When my son turned one, friends gifted him with an illustrated Snoopy the Dog book called “You Can Be Anything.” On page after page, this chirpy book shows Snoopy engaged in a variety of impressive professions: Sports Star, Surgeon, Flying Ace, and so on.
When my son tried to turn these flimsy paper pages with his pudgy little hands, they inevitably ripped. Which delighted him, so he ripped them more. I let him. I even helped him sometimes.
The real reason I didn’t mind him ripping the pages of this book was because, as a psychologist and parent, I deeply object to its core message, which is succinctly stated on page one: “Just like Snoopy, what you can achieve is limited only by your imagination. You can be anything!”
This message—that our kids can do and achieve anything they put their minds to—can be deeply alluring to parents. What parent wouldn’t want to believe that their children’s achievement is limited only by imagination, and to encourage their kids to pursue ambitious goals, like becoming a surgeon or a tech company founder?
What could possibly be wrong with telling our kids they can be anything? Plenty.
First, studies show that pursuing overly-ambitious goals can be harmful. When researchers study organizations that set stretch goals for employees–goals intended to motivate high performance–they find that these lofty goals often have significant negative side effects. In particular, they find that when people are focused on a goal, and failure to achieve that goal has high costs, unethical behavior increases.
It’s not hard to see distressing parallels between this finding and contemporary statistics about our children. Many kids report feeling intense pressure to achieve in school and beyond, and many more kids say they have cheated. As Rutgers professor Donald McCabe, a noted authority on cheating, says: “I don’t think there’s any question that students have become more competitive, under more pressure, and, as a result, tend to excuse more from themselves and other students, and that’s abetted by the adults around them.”
Telling kids that they can do anything—whether fueled by imagination or hard work—obscures the critical role of chance in success. Not every child who wants to be a surgeon or sports star can become one, even if they work hard at it. At the same time, in every success story there is the grace of good fortune. As Nobel Laureate Daniel Kahneman puts it: “Success = Talent + Luck. Great success = A little more talent + A Lot of Luck.”
Of course, there are many who don’t work hard to develop their skills and pursue opportunities—and who therefore are unlikely to achieve success if chance comes knocking—but the reverse is not true.

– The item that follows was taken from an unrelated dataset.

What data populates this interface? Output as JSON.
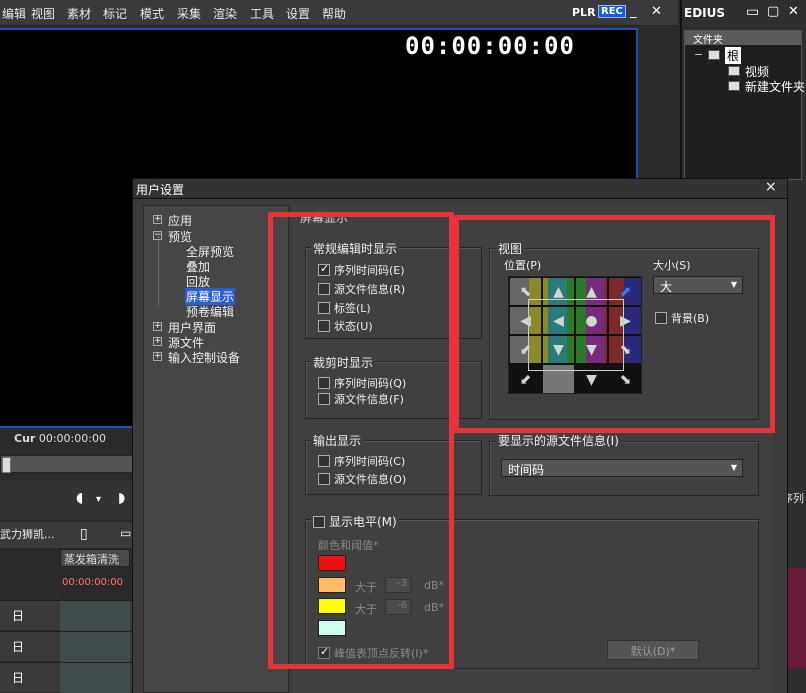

If parents promote the idea that success is primarily determined by variables within our child’s control, even such noble things as skill and effort, we are ignoring the overriding influence of chance, to the detriment of our children. When they fail at something (as inevitably we all will) children who don’t recognize the significant role of random chance in determining life’s outcomes may blame themselves or stop trying.
Conversely, those who do achieve prominent success may overestimate their role in it, and see those who have more average resumes as inferior or less deserving.
But so what? Let’s ask ourselves why we mourn the idea that our children’s futures are not limitless. Why do so many of us dislike the idea of having average children?
As a psychologist, I see books like “You Can Be Anything” as a mirror of our own anxieties about our children’s identities and futures. I suspect that many of us harbor the secret desire that our children’s accomplishments will reflect well on our parenting, and, more selflessly, that our children’s high achievement will guarantee their well-being.